Search code examples
javacachinglockingdistributedgridgain

How can I manage unreleased locks in GridGain's cache?


I have distributed application that uses GridGain for caching and distributed locking. When my app starts it joins grid of serveral nodes. I faced the problem when one of my nodes eventually stops (e.g. my app's redeploy) and after joining to the grid I have this in my log:

    [13:57:32,140][WARNING][main][GridDhtPreloader] <cacheLocks> Failed to wait for initial partition map exchange. Possible reasons are:
      ^-- Transactions in deadlock.
      ^-- Long running transactions (ignore if this is the case).
      ^-- Unreleased explicit locks.
    [13:57:33,085][WARNING][grid-timeout-worker-#33%null%][GridDhtPartitionsExchangeFuture] <cacheLocks> Retrying preload partition exchange due to timeout [done=false, dummy=false, exchId=GridDhtPartitionExchangeId [topVer=56, nodeId=ee95b126, evt=NODE_JOINED], rcvdIds=[03e6666c], rmtIds=[ba1d527c, 03e6666c, 76bf5103], remaining=[ba1d527c, 76bf5103], init=true, initFut=true, ready=true, replied=false, added=true, oldest=76bf5103, oldestOrder=46, evtLatch=0, locNodeOrder=56, locNodeId=ee95b126-aaf9-4d46-9273-983e175d513a]

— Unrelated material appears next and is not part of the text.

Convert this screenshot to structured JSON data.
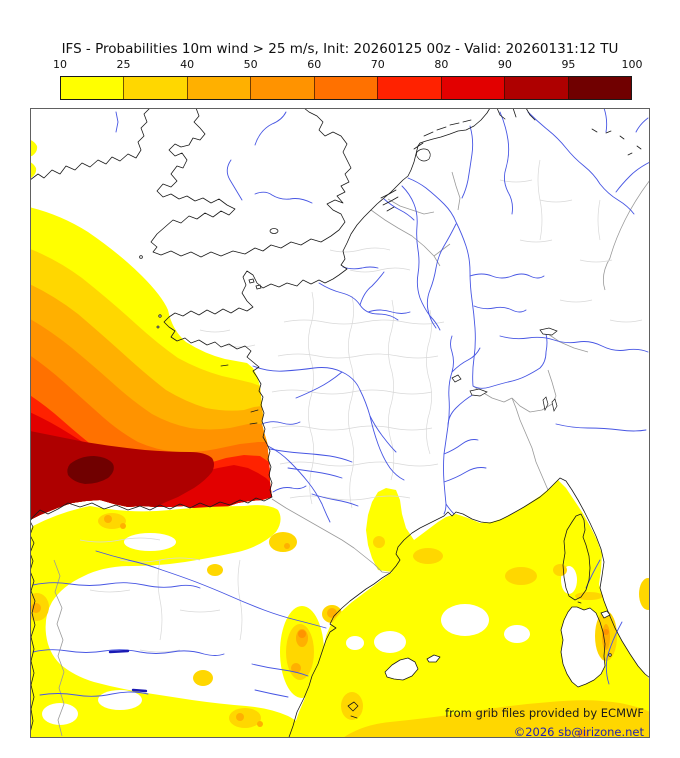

It was not deadlock nor long running transaction. I suppose that it was unreleased lock that was left unreleased because of immediate JVM stop and right before this my app did cache.lock(key, 0L) and did not cache.unlock(key).

All I had to do is to restart all the grid.

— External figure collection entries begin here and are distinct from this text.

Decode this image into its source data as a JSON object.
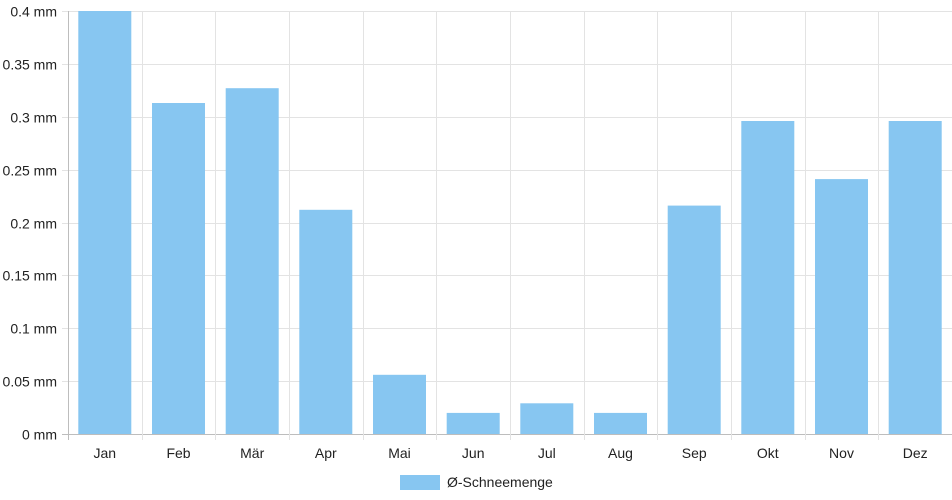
{
  "chart_data": {
    "type": "bar",
    "categories": [
      "Jan",
      "Feb",
      "Mär",
      "Apr",
      "Mai",
      "Jun",
      "Jul",
      "Aug",
      "Sep",
      "Okt",
      "Nov",
      "Dez"
    ],
    "series": [
      {
        "name": "Ø-Schneemenge",
        "values": [
          0.4,
          0.313,
          0.327,
          0.212,
          0.056,
          0.02,
          0.029,
          0.02,
          0.216,
          0.296,
          0.241,
          0.296
        ],
        "color": "#87c6f1"
      }
    ],
    "y_ticks": [
      "0 mm",
      "0.05 mm",
      "0.1 mm",
      "0.15 mm",
      "0.2 mm",
      "0.25 mm",
      "0.3 mm",
      "0.35 mm",
      "0.4 mm"
    ],
    "ylim": [
      0,
      0.4
    ],
    "grid": true,
    "legend_position": "bottom-center"
  }
}
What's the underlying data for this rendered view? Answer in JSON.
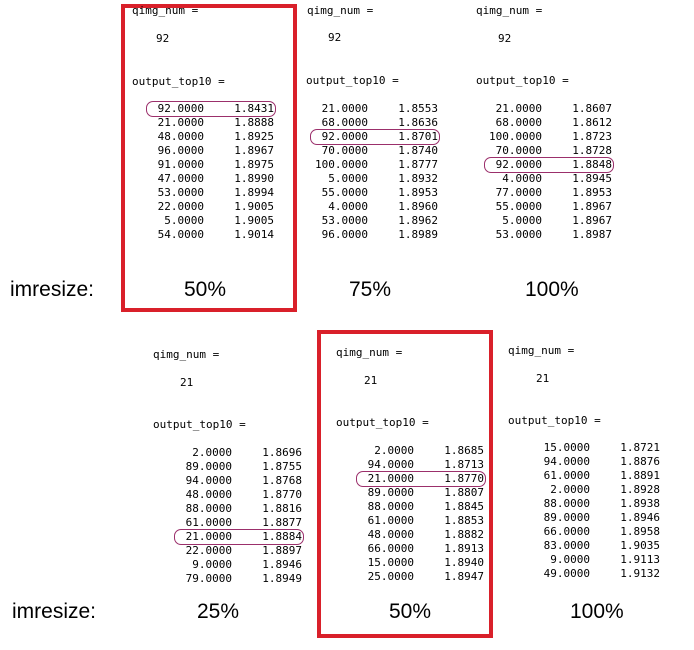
{
  "rows": [
    {
      "label": "imresize:",
      "panels": [
        {
          "qimg_label": "qimg_num =",
          "qimg_value": "92",
          "output_label": "output_top10 =",
          "entries": [
            [
              "92.0000",
              "1.8431"
            ],
            [
              "21.0000",
              "1.8888"
            ],
            [
              "48.0000",
              "1.8925"
            ],
            [
              "96.0000",
              "1.8967"
            ],
            [
              "91.0000",
              "1.8975"
            ],
            [
              "47.0000",
              "1.8990"
            ],
            [
              "53.0000",
              "1.8994"
            ],
            [
              "22.0000",
              "1.9005"
            ],
            [
              "5.0000",
              "1.9005"
            ],
            [
              "54.0000",
              "1.9014"
            ]
          ],
          "highlight_index": 0,
          "scale": "50%",
          "selected": true
        },
        {
          "qimg_label": "qimg_num =",
          "qimg_value": "92",
          "output_label": "output_top10 =",
          "entries": [
            [
              "21.0000",
              "1.8553"
            ],
            [
              "68.0000",
              "1.8636"
            ],
            [
              "92.0000",
              "1.8701"
            ],
            [
              "70.0000",
              "1.8740"
            ],
            [
              "100.0000",
              "1.8777"
            ],
            [
              "5.0000",
              "1.8932"
            ],
            [
              "55.0000",
              "1.8953"
            ],
            [
              "4.0000",
              "1.8960"
            ],
            [
              "53.0000",
              "1.8962"
            ],
            [
              "96.0000",
              "1.8989"
            ]
          ],
          "highlight_index": 2,
          "scale": "75%",
          "selected": false
        },
        {
          "qimg_label": "qimg_num =",
          "qimg_value": "92",
          "output_label": "output_top10 =",
          "entries": [
            [
              "21.0000",
              "1.8607"
            ],
            [
              "68.0000",
              "1.8612"
            ],
            [
              "100.0000",
              "1.8723"
            ],
            [
              "70.0000",
              "1.8728"
            ],
            [
              "92.0000",
              "1.8848"
            ],
            [
              "4.0000",
              "1.8945"
            ],
            [
              "77.0000",
              "1.8953"
            ],
            [
              "55.0000",
              "1.8967"
            ],
            [
              "5.0000",
              "1.8967"
            ],
            [
              "53.0000",
              "1.8987"
            ]
          ],
          "highlight_index": 4,
          "scale": "100%",
          "selected": false
        }
      ]
    },
    {
      "label": "imresize:",
      "panels": [
        {
          "qimg_label": "qimg_num =",
          "qimg_value": "21",
          "output_label": "output_top10 =",
          "entries": [
            [
              "2.0000",
              "1.8696"
            ],
            [
              "89.0000",
              "1.8755"
            ],
            [
              "94.0000",
              "1.8768"
            ],
            [
              "48.0000",
              "1.8770"
            ],
            [
              "88.0000",
              "1.8816"
            ],
            [
              "61.0000",
              "1.8877"
            ],
            [
              "21.0000",
              "1.8884"
            ],
            [
              "22.0000",
              "1.8897"
            ],
            [
              "9.0000",
              "1.8946"
            ],
            [
              "79.0000",
              "1.8949"
            ]
          ],
          "highlight_index": 6,
          "scale": "25%",
          "selected": false
        },
        {
          "qimg_label": "qimg_num =",
          "qimg_value": "21",
          "output_label": "output_top10 =",
          "entries": [
            [
              "2.0000",
              "1.8685"
            ],
            [
              "94.0000",
              "1.8713"
            ],
            [
              "21.0000",
              "1.8770"
            ],
            [
              "89.0000",
              "1.8807"
            ],
            [
              "88.0000",
              "1.8845"
            ],
            [
              "61.0000",
              "1.8853"
            ],
            [
              "48.0000",
              "1.8882"
            ],
            [
              "66.0000",
              "1.8913"
            ],
            [
              "15.0000",
              "1.8940"
            ],
            [
              "25.0000",
              "1.8947"
            ]
          ],
          "highlight_index": 2,
          "scale": "50%",
          "selected": true
        },
        {
          "qimg_label": "qimg_num =",
          "qimg_value": "21",
          "output_label": "output_top10 =",
          "entries": [
            [
              "15.0000",
              "1.8721"
            ],
            [
              "94.0000",
              "1.8876"
            ],
            [
              "61.0000",
              "1.8891"
            ],
            [
              "2.0000",
              "1.8928"
            ],
            [
              "88.0000",
              "1.8938"
            ],
            [
              "89.0000",
              "1.8946"
            ],
            [
              "66.0000",
              "1.8958"
            ],
            [
              "83.0000",
              "1.9035"
            ],
            [
              "9.0000",
              "1.9113"
            ],
            [
              "49.0000",
              "1.9132"
            ]
          ],
          "highlight_index": null,
          "scale": "100%",
          "selected": false
        }
      ]
    }
  ],
  "colors": {
    "selection_box": "#d9202a",
    "highlight_oval": "#9b2f6b"
  }
}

And the question is how to avoid unreleased locks and how to manage them? How can I correctly handle such situations?


Solution

  • You do not need to make any additional effort to release previously acquired locks on remote nodes upon node failure, GridGain will release those locks automatically. Can you update to the latest version of GridGain (6.5.6) and retry your tests? If it does not help, please create a reproducible example and attach to the question.